Step 1: Define Key Stakeholders. Security teams should think of every major business function or role as an audience, including the IT function. To influence effectively, it's important to understand who you're trying to influence and what their communications needs are. If you aren't certain of stakeholder needs, ask them.
Step 2: Define key messages for each stakeholder group. Once stakeholders are identified, it's time to define how the message will be delivered. Since different audiences need different messages, delivery mechanisms should be optimized for maximum comprehension. And since you can only communicate a certain number of messages at once, decide what they are and keep them concise. A great example of this is campaigns--steer away from communicating your , but focus on the behaviors that pose risks and require change, and develop your messages accordingly.
Step 3: Determine key communications campaigns. With messages determined, it's time to decide how to deliver them. Depending on the audience and their needs, one or more campaigns for delivery might be necessary. While there are many effective campaign communication delivery methods, such as brochures, emails, fact sheets, and SMS, among others, a thorough understanding of key audience needs will go a long way in selecting the best method.
Step 4: Executive security communications plans. This is perhaps the most important step, and can make the difference between a well implemented plan that focuses on the audience and a mediocre plan that focuses on the needs of the security group and its technical view of the organization. While one or more staff members can implement separate campaigns, it is essential for one person to oversee the general direction of the plan. This will guarantee that key messages are adhered to, as well as achieving a timely delivery of the campaigns.
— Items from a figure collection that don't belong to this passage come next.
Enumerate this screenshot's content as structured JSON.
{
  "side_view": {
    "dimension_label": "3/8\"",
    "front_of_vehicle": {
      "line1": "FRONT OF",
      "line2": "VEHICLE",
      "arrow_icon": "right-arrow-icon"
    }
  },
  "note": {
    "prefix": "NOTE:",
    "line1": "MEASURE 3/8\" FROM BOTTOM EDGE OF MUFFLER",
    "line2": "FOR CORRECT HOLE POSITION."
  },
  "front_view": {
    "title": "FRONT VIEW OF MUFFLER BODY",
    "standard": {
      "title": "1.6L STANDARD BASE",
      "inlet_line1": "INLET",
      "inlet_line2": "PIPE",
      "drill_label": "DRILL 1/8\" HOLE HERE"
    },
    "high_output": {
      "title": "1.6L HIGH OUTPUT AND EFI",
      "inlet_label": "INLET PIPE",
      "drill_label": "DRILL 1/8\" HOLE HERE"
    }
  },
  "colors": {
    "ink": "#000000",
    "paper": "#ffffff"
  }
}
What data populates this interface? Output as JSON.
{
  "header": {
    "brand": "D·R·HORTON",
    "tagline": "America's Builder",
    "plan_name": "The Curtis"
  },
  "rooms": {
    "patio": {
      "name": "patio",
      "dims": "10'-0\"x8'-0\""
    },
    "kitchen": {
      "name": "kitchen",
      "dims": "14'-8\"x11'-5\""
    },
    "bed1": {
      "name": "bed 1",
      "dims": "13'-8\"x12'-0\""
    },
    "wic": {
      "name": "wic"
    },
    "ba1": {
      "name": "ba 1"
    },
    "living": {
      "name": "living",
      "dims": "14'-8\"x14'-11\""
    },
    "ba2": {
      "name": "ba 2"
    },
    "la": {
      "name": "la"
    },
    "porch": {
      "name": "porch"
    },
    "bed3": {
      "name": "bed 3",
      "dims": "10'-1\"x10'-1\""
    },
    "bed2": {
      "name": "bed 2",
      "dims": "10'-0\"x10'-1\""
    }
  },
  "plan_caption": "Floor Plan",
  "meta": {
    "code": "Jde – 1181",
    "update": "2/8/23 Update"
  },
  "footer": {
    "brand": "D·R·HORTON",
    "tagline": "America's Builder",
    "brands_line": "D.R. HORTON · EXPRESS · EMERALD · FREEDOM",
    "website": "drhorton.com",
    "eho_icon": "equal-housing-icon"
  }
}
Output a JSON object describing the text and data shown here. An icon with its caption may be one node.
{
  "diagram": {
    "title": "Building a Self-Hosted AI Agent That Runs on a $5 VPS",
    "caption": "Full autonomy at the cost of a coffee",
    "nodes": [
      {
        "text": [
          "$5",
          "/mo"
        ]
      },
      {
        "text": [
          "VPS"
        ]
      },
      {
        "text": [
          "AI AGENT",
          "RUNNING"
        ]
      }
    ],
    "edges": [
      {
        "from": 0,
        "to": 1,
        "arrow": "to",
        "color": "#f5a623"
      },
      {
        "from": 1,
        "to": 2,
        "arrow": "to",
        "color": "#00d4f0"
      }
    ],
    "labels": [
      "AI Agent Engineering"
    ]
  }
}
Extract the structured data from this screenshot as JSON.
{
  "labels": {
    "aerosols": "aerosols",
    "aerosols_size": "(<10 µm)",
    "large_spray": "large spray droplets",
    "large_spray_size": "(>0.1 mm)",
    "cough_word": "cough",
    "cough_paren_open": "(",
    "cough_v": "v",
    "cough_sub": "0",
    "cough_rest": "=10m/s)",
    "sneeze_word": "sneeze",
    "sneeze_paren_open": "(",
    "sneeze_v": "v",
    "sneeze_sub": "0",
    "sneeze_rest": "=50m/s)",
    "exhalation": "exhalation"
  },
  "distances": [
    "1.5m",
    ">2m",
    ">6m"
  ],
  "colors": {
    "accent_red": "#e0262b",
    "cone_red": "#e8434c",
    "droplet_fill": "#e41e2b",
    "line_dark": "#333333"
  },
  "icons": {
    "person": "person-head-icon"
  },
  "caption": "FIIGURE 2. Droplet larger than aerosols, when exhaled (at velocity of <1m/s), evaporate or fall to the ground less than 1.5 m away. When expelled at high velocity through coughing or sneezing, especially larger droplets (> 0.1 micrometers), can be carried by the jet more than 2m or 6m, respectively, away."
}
CISOs need to continue to drive communications personally. Leading security executives make communicating business value a day-to-day practice. The individuals position security's value within the organization through a concentrated effort to identify the right stakeholders, to meet with them on a frequent basis, and to find ways to promote security's activities to business value. It's only through effective communications and relationship-building that you will promote your security group and get the buy-in, funding, and support that you need.